Lech Poznań rozegrał świetny dwumecz z Djurgardens w 1/8 finału Ligi Konferencji Europy i awansował do ćwierćfinału tych rozgrywek. Najpierw wygrał w Poznaniu 2:0 po golach Antonio Milicia (39. minuta) oraz Filipa Marchwińskiego (82.), a następnie spisał się jeszcze lepiej w starciu wyjazdowym. Drużyna Johna van den Broma rozbiła Szwedów na ich terenie aż 3:0.
Dla mistrzów Polski był to już 18. mecz w europejskich pucharach w tym sezonie. Pierwsze osiem spotkań rozegrali w eliminacjach Ligi Mistrzów (jedna runda) i Ligi Konferencji Europy (trzy rundy), pozostałe dziesięć to spotkania fazy zasadniczej LKE (mecze grupowe i play-off). Bilans to dziewięć zwycięstw, sześć remisów i trzy porażki. W samej fazie zasadniczej Lech uzyskał pięć triumfów, cztery remisy oraz raz przegrał.
W każdym ze spotkań Lech walczy nie tylko o jak najlepszy wynik sportowy i dodatkowe fundusze, ale również o punkty do rankingu klubowego UEFA. Właśnie to zestawienie decyduje o rozstawieniu drużyn w poszczególnych fazach europejskich pucharów. Miejsce zespołu w rankingu jest ustalane na podstawie sumy punktów z ostatnich pięciu sezonów (obecnie 2018/19-2022/23).

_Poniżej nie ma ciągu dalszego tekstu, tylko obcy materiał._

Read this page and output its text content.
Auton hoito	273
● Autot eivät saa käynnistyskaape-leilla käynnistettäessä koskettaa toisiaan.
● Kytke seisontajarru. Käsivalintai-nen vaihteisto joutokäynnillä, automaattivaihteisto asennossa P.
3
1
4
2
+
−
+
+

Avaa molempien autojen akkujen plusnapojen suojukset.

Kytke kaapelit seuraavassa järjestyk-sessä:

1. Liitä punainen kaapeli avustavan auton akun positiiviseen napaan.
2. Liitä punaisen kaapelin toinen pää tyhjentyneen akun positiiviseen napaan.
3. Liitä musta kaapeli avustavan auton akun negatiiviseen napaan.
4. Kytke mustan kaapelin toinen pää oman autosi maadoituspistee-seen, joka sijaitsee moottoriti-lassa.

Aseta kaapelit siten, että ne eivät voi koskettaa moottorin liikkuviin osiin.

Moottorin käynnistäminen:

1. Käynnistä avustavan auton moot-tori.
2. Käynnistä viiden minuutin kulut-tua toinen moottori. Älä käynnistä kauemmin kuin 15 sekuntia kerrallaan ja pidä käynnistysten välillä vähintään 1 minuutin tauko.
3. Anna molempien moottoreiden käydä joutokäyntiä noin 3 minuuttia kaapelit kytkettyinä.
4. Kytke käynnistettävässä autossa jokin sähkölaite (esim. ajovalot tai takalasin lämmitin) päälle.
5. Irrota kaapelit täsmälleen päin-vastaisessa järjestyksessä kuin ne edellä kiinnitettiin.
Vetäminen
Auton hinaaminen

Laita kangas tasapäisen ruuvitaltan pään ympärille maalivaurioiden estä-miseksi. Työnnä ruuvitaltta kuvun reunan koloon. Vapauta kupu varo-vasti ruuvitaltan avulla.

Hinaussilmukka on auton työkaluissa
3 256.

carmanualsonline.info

Lech zdobył w tym sezonie już 12 punktów rankingowych, a jego dorobek z pięciu lat zwiększył się do 17. To przekłada się na potężny skok w rankingu UEFA. Poprzedni sezon Lech zakończył na 208. miejscu, a teraz jest już na 90. pozycji, wyprzedzając aż 14 klubów w porównaniu z pierwszym meczem z Djurgarden. Poznaniacy wyprzedzają aktualnie takie drużyny jak Schalke (93) Fiorentina (102), czy Anderlecht (111), czy pokonanych w 1/8 finału Szwedów (94).
Więcej podobnych treści znajdziesz na stronie głównej Gazeta.pl.
W piątek w Nyonie o godz. 14:00 odbędzie się losowanie par ćwierćfinałowych. Wówczas Lech Poznań pozna kolejnego rywala w walce o półfinał Ligi Konferencji Europy. Dzięki wygranej nad Djurgardens zespół Johna van den Broma jako pierwszy polski klub od sezonu 1969/70 przeszedł drugą wiosenną rundę fazy pucharowej europejskich rozgrywek. W ten sposób wyrównany został wynik Górnika Zabrze, który dotarł wtedy do finału Pucharu Zdobywców Pucharów, przegranego ostatecznie z Manchesterem City 1:2.